Menhub Pastikan Keselamatan Transportasi Jadi Prioritas Pascagempa NTT
Poin Penting
|
JAKARTA, investortrust.id - Menteri Perhubungan (Menhub), Dudy Purwagandhi menyampaikan duka cita dan keprihatinan atas gempa bumi yang melanda Nusa Tenggara Timur (NTT) pada Sabtu (15/8/2026) pagi waktu setempat. Ia memastikan keselamatan serta kelancaran operasional transportasi di wilayah terdampak menjadi prioritas pemerintah.
“Kami turut berduka cita dan prihatin atas peristiwa gempa bumi yang terjadi di wilayah NTT. Kami telah menginstruksikan seluruh unit kerja terkait untuk melakukan pemeriksaan secara menyeluruh terhadap fasilitas-fasilitas transportasi terdampak,” kata Menhub Dudy di Jakarta, Sabtu (15/8/2026).
Menhub menjelaskan, pemeriksaan menyeluruh dilakukan, baik di pelabuhan, terminal, hingga bandara, guna memastikan seluruh sarana dan prasarana berada dalam kondisi aman pasca terjadinya gempa bumi. “Keselamatan penumpang dan seluruh petugas harus tetap jadi prioritas utama,” tegas dia.
Baca Juga
Bertambah, Korban Meninggal Akibat Gempa NTT Mencapai 38 Orang
Menurut Dudy, berdasarkan informasi yang diterima, gempa berdampak terhadap sejumlah sarana dan prasarana transportasi di NTT. Beberapa fasilitas yang terdampak di antaranya Pelabuhan Laurentius Say, Pelabuhan Reo, Pelabuhan Nangakeo, dan Bandar Udara Komodo.

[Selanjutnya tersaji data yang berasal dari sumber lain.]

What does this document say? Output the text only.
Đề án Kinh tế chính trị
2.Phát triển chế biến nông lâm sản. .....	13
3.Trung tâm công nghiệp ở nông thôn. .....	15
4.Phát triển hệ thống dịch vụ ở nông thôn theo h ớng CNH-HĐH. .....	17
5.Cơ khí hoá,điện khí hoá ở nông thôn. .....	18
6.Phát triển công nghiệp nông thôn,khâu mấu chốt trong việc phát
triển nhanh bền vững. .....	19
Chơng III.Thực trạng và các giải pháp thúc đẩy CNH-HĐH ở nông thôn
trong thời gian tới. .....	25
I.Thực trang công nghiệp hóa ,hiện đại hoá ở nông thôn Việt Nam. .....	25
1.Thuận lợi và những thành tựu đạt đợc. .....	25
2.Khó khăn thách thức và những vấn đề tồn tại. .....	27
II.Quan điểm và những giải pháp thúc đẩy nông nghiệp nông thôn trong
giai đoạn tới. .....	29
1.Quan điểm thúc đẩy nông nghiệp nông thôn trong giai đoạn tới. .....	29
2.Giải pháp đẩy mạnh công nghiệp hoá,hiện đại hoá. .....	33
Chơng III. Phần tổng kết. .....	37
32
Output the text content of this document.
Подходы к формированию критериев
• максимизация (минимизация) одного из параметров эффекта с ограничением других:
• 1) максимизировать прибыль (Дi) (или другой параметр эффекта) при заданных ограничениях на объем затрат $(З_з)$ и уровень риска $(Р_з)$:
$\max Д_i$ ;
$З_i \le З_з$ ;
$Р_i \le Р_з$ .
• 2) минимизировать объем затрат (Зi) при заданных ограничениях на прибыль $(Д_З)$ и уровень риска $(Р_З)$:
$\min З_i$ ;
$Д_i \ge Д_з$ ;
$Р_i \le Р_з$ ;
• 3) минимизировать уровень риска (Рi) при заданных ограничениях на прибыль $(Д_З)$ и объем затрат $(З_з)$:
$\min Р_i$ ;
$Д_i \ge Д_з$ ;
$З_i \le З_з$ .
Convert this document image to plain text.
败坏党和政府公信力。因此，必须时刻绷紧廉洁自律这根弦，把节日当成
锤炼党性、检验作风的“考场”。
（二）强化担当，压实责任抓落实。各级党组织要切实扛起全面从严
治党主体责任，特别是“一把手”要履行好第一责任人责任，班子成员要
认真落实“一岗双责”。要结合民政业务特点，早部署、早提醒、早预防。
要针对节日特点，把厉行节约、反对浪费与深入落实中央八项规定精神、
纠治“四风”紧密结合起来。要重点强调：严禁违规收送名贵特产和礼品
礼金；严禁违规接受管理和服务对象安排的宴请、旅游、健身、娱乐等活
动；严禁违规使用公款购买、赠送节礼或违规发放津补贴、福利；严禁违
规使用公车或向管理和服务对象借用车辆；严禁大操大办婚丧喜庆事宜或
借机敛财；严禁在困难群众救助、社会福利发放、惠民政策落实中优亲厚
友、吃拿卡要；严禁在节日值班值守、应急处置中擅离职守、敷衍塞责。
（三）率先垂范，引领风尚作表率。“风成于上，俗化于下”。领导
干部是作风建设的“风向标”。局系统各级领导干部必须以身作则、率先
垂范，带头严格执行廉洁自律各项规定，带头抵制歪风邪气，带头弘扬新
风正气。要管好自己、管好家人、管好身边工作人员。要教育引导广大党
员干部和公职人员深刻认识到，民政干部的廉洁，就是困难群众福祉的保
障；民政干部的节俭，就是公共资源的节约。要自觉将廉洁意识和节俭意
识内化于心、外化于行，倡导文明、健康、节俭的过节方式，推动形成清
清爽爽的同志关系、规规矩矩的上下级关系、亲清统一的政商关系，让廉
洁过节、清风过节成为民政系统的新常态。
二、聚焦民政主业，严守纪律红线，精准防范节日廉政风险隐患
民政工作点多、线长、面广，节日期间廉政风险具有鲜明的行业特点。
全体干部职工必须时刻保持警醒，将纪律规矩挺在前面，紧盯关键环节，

Di Pelabuhan Laurentius Say, kata dia, gempa menyebabkan bagian dermaga dan bangunan ruang tunggu roboh. Saat gempa terjadi, KM Bukit Siguntang tengah bersandar di dermaga pelabuhan tersebut. Di Pelabuhan Reo, kerusakan terjadi pada bagian kantor dan terminal, namun tidak terdapat korban jiwa.
Dudy menambahkan, kerusakan ringan juga terjadi di sejumlah fasilitas Pelabuhan Nangakeo, antara lain plafon yang runtuh dan tembok retak. Kondisi tersebut menyebabkan layanan perintis untuk sementara dihentikan.
Sementara itu, Bandar Udara Komodo mengalami kerusakan pada fasilitas Gedung PKP-PK, Terminal Sisi Darat, Gedung Administrasi, serta kerusakan minor pada fasilitas sisi udara, yakni fillet Taxiway A. “Tidak ada korban jiwa dalam kejadian tersebut. Bandara tetap beroperasi secara normal dengan sejumlah pembatasan,” tutur dia.
Menhub Dudy meminta jajaran Unit Pelaksana Teknis (UPT) Kemenhub di NTT dan wilayah sekitarnya terus berkoordinasi dengan berbagai stakeholder, termasuk BMKG, Basarnas, TNI/Polri, pemerintah daerah, dan operator transportasi. Koordinasi dilakukan untuk memantau kondisi di lapangan setelah gempa.
Ia juga meminta seluruh petugas memprioritaskan proses penyelamatan penumpang sekaligus meningkatkan kewaspadaan terhadap kondisi di wilayah terdampak.
Baca Juga
“Meskipun peringatan dini tsunami telah dicabut, saya minta seluruh pihak untuk tetap mengutamakan aspek keselamatan dalam bermobilitas, khususnya di wilayah terdampak. Kami juga mengimbau masyarakat tetap tenang, selalu update informasi resmi terkait cuaca dari BMKG, dan senantiasa ikuti arahan petugas di lapangan,” papar dia.
Dudy menegaskan, Kemenhub akan terus memantau kondisi sarana dan prasarana transportasi di wilayah terdampak. Pemerintah juga memastikan layanan transportasi dapat kembali beroperasi secara optimal dengan tetap mengedepankan keselamatan.
Ia mengimbau masyarakat tidak mudah percaya terhadap informasi yang belum terverifikasi. Kemenhub akan memberikan pembaruan secara berkala mengenai kondisi sarana dan prasarana transportasi yang terdampak gempa.
“Kemenhub berkomitmen terus memberikan informasi terkini kepada masyarakat serta mengambil langkah-langkah yang diperlukan guna menjamin keselamatan, keamanan, dan kelancaran transportasi di wilayah NTT dan sekitarnya. Saya berharap aktivitas masyarakat dapat kembali normal seperti sedia kala,” ujar Menhub.